At Schneider Electric’s Global Innovation Summit a few weeks ago, Schneider’s visionary Chairman and CEO, Jean-Pascal Tricoire, made an inspiring speech in which he spoke about two disruptions that his company was involved with meaning the digital transformation of society and the transition to a low carbon energy mix. While I am a big fan of Schneider Electric and Mr. Tricoire, I do think the word is disruption is a bit overused these days.
The term was coined by Harvard’s Joseph Bower and Clay Christensen in an article published in the Harvard Business Review in 1995 and the basic ideas were then used in Christensen’s different books including The Innovators Dilemma. While my interest is not to go through the whole theory here, I do want to highlight what was meant by disruption. The article and the books talk about how new technology is sometimes ignored by large, succesful companies and is then developed in niche applications. In some cases the new technology is eventually adopted by the mass market and in some of those cases, the large firms who dominated the field before are not able to make the technological shift and fall by the wayside.
To use Christensen’s terms the incumbents are disrupted and a new set of companies emerge which dominate the business. The issue with such innovation is that it is very difficult-or even impossible- to say if a technology will be disruptive or not as it emerges. If the incumbents successfully make the transition, then it will not be. If new players replace them in the mainstream business then it will have been so.
An example which is particular close to my heart is the shift which is currently underway in the automotive industry towards hybrid and electric cars. As I have written in other posts, there is evidence that electric vehicles may be reaching the tipping point. What I do not see yet is clear evidence that they will be disruptive in the sense that Professor Christensen used the word.
According to the Global EV Outlook 2019, published by the International Energy Agency (IEA), just under 2 million electric vehicles were sold around the world in 2018 including battery electric and plug in hybrids. Over one million of them were sold in China which is just under 5% of the market. Speaking of market share, due to its aggressive tax policies in favor of EV’s, 46% of new cars in Norway were electric last year and that might be the shape of things to come. In the report, the IEA explores two favorable scenarios for EV’s to 2030 with a global share of either 15 or 30%.
Assuming that the report is directionally correct, the question about disruption is who will be making these cars?

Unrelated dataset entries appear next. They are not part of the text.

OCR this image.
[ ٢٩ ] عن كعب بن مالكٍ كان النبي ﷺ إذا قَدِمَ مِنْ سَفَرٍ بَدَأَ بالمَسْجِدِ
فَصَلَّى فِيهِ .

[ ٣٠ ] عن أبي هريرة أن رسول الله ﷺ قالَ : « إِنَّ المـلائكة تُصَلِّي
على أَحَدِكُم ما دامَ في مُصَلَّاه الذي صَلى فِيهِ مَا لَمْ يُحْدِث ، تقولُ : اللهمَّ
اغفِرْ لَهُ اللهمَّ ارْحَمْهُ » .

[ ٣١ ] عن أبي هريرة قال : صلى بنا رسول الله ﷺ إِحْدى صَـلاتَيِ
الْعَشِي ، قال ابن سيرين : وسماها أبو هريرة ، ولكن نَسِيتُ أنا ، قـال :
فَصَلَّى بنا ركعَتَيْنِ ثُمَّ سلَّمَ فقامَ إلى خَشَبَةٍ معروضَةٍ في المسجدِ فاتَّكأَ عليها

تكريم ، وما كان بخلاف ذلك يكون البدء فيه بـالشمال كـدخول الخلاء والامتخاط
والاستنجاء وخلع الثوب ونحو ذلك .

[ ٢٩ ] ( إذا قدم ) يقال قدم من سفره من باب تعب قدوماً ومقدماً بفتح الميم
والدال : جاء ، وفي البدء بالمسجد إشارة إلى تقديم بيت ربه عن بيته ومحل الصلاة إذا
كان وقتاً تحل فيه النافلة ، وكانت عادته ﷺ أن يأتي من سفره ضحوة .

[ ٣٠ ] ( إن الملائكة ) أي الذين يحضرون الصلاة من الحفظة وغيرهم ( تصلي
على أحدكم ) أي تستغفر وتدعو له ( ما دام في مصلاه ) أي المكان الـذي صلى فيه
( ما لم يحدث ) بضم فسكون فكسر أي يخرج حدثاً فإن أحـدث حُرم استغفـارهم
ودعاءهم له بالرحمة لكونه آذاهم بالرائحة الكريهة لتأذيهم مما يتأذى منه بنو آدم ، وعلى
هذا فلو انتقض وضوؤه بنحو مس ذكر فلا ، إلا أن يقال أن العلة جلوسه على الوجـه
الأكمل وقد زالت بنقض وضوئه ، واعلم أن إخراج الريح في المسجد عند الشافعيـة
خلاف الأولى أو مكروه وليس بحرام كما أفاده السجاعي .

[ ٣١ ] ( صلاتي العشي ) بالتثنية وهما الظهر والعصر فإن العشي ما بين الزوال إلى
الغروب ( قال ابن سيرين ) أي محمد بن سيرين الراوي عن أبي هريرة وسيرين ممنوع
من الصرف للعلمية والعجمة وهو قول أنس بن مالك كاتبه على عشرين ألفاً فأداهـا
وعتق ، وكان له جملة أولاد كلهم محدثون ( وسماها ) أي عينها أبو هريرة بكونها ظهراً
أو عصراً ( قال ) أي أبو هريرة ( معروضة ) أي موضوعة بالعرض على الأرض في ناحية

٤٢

One part of the story is that virtually all of the major automotive companies have announced initiatives to launch a number of fully electric models in the next few years. Examples which are cited in IEA report include Ford (40 models by 2022, VW (80 models by 2025) and of course Toyota which is not only offering hybrid models of most of its cars but will launch 10 fully electric cars and already has a fuel cell electric vehicle on the market.
In a move which I have long thought made sense, luxury carmakers such as Rolls Royce and Mercedes Benz are also developing all electric models.

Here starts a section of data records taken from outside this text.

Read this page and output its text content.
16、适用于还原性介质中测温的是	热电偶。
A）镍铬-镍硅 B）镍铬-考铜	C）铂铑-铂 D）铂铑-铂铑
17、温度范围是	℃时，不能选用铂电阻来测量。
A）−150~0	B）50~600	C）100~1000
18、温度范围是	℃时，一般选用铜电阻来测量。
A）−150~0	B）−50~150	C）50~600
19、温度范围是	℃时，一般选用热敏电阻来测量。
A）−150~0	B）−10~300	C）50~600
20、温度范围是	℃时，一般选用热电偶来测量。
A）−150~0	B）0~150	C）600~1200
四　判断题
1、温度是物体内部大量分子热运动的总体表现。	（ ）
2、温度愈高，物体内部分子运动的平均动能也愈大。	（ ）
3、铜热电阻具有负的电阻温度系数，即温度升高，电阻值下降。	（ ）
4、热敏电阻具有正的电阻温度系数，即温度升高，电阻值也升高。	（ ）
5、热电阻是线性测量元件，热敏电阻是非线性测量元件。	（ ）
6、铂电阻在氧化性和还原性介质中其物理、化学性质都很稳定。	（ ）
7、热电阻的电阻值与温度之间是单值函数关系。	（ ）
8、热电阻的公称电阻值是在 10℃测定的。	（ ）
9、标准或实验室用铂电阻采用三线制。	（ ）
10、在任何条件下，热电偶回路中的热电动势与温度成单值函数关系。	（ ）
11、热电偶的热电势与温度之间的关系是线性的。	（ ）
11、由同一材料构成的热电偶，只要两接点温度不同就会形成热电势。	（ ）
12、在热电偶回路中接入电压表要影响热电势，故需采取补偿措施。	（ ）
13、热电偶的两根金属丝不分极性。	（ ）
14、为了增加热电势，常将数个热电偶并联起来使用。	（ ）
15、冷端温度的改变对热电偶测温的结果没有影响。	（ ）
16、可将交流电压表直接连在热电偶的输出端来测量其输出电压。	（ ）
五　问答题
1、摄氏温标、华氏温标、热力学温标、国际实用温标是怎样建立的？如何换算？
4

Another part of the story is, however, that today EV’s make up a tiny slice of the business for most of these companies and their attention is still firmly rooted on the internal combustion engine. Nissan is a good example and while the Leaf is the third highest selling electric vehicle in 2018, they made up only 1.5% of Nissan’s total of just over 5.5. million cars. Nissan sold almost 42,000 leafs in Europe but that is still only 6 % and the company does not sell the Leaf in China although there is an EV version of its high volume Sylphy sedan.
I had dinner this weekend with a friend who has finally received his Tesla Model 3. He was one of the hundreds of thousands of people who paid Tesla $ 1,000 to reserve the new car before it was launched and had to wait many months to receive it. The net result is that he could not stop talking about the car and how much he loved it. He was exited about the automatic driving, the range and being able to charge it at night. He and his family are planning a trip to his native Sweden in the Tesla and are quite comfortable with using the super charge network which he says can give him 80% of the cars range in about 20 minutes. His view is that you want to stop anyway every 300 KM or so and is planning to make the trip in three days.

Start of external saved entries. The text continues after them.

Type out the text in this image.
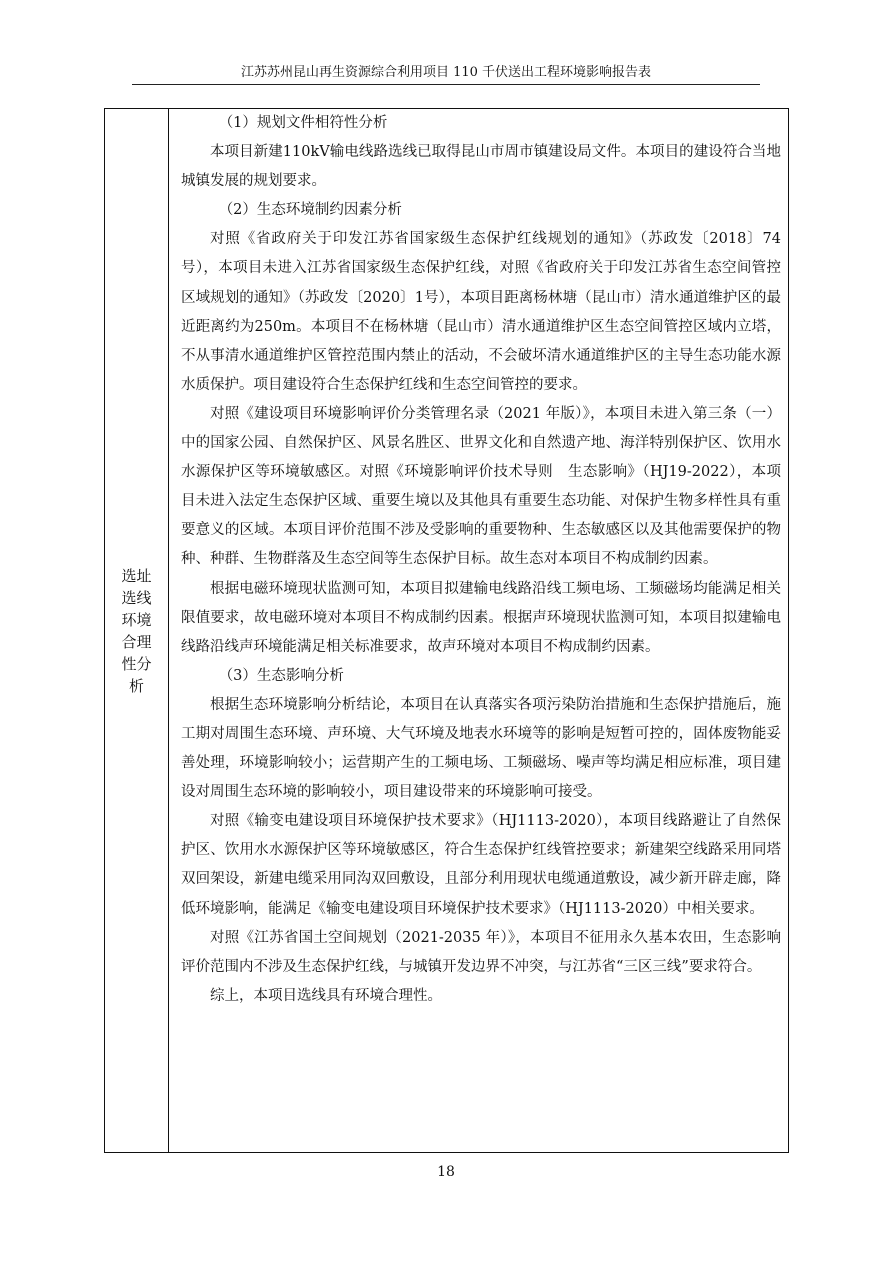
江苏苏州昆山再生资源综合利用项目 110 千伏送出工程环境影响报告表
选址选线环境合理性分析

（1）规划文件相符性分析

本项目新建110kV输电线路选线已取得昆山市周市镇建设局文件。本项目的建设符合当地城镇发展的规划要求。

（2）生态环境制约因素分析

对照《省政府关于印发江苏省国家级生态保护红线规划的通知》（苏政发〔2018〕74号），本项目未进入江苏省国家级生态保护红线，对照《省政府关于印发江苏省生态空间管控区域规划的通知》（苏政发〔2020〕1号），本项目距离杨林塘（昆山市）清水通道维护区的最近距离约为250m。本项目不在杨林塘（昆山市）清水通道维护区生态空间管控区域内立塔，不从事清水通道维护区管控范围内禁止的活动，不会破坏清水通道维护区的主导生态功能水源水质保护。项目建设符合生态保护红线和生态空间管控的要求。

对照《建设项目环境影响评价分类管理名录（2021 年版）》，本项目未进入第三条（一）中的国家公园、自然保护区、风景名胜区、世界文化和自然遗产地、海洋特别保护区、饮用水水源保护区等环境敏感区。对照《环境影响评价技术导则　生态影响》（HJ19-2022），本项目未进入法定生态保护区域、重要生境以及其他具有重要生态功能、对保护生物多样性具有重要意义的区域。本项目评价范围不涉及受影响的重要物种、生态敏感区以及其他需要保护的物种、种群、生物群落及生态空间等生态保护目标。故生态对本项目不构成制约因素。

根据电磁环境现状监测可知，本项目拟建输电线路沿线工频电场、工频磁场均能满足相关限值要求，故电磁环境对本项目不构成制约因素。根据声环境现状监测可知，本项目拟建输电线路沿线声环境能满足相关标准要求，故声环境对本项目不构成制约因素。

（3）生态影响分析

根据生态环境影响分析结论，本项目在认真落实各项污染防治措施和生态保护措施后，施工期对周围生态环境、声环境、大气环境及地表水环境等的影响是短暂可控的，固体废物能妥善处理，环境影响较小；运营期产生的工频电场、工频磁场、噪声等均满足相应标准，项目建设对周围生态环境的影响较小，项目建设带来的环境影响可接受。

对照《输变电建设项目环境保护技术要求》（HJ1113-2020），本项目线路避让了自然保护区、饮用水水源保护区等环境敏感区，符合生态保护红线管控要求；新建架空线路采用同塔双回架设，新建电缆采用同沟双回敷设，且部分利用现状电缆通道敷设，减少新开辟走廊，降低环境影响，能满足《输变电建设项目环境保护技术要求》（HJ1113-2020）中相关要求。

对照《江苏省国土空间规划（2021-2035 年）》，本项目不征用永久基本农田，生态影响评价范围内不涉及生态保护红线，与城镇开发边界不冲突，与江苏省“三区三线”要求符合。

综上，本项目选线具有环境合理性。

18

At this moment, the leaders in the EV race appear to be Tesla, BJEV and BYD. BJEV is 60% owned by BAIC, A Chinese automaker which has joint ventures with Mercedes Benz and Hyundai but is essentially an electric vehicle start up. Another Chinese company, BYD, is a diversified manufacturer of electric powered equipment and batteries. Its EV play is the only bet it has in automotive.
Tesla is also in the battery and solar power business but like its Chinese rivals is focused on electric vehicles when it comes to cars.
Looking ahead, one important question is if the scenarios put forward by the IEA are realistic? In my view EV’s will one day represent 30% of the vehicle market and then go beyond that. What I do not know know is if that will be in 2030 or 2050.
The second question is if those cars will be Fords, Nissans and VW or will they be made by Tesla, BJEV and BYD? This is what disruption is all about.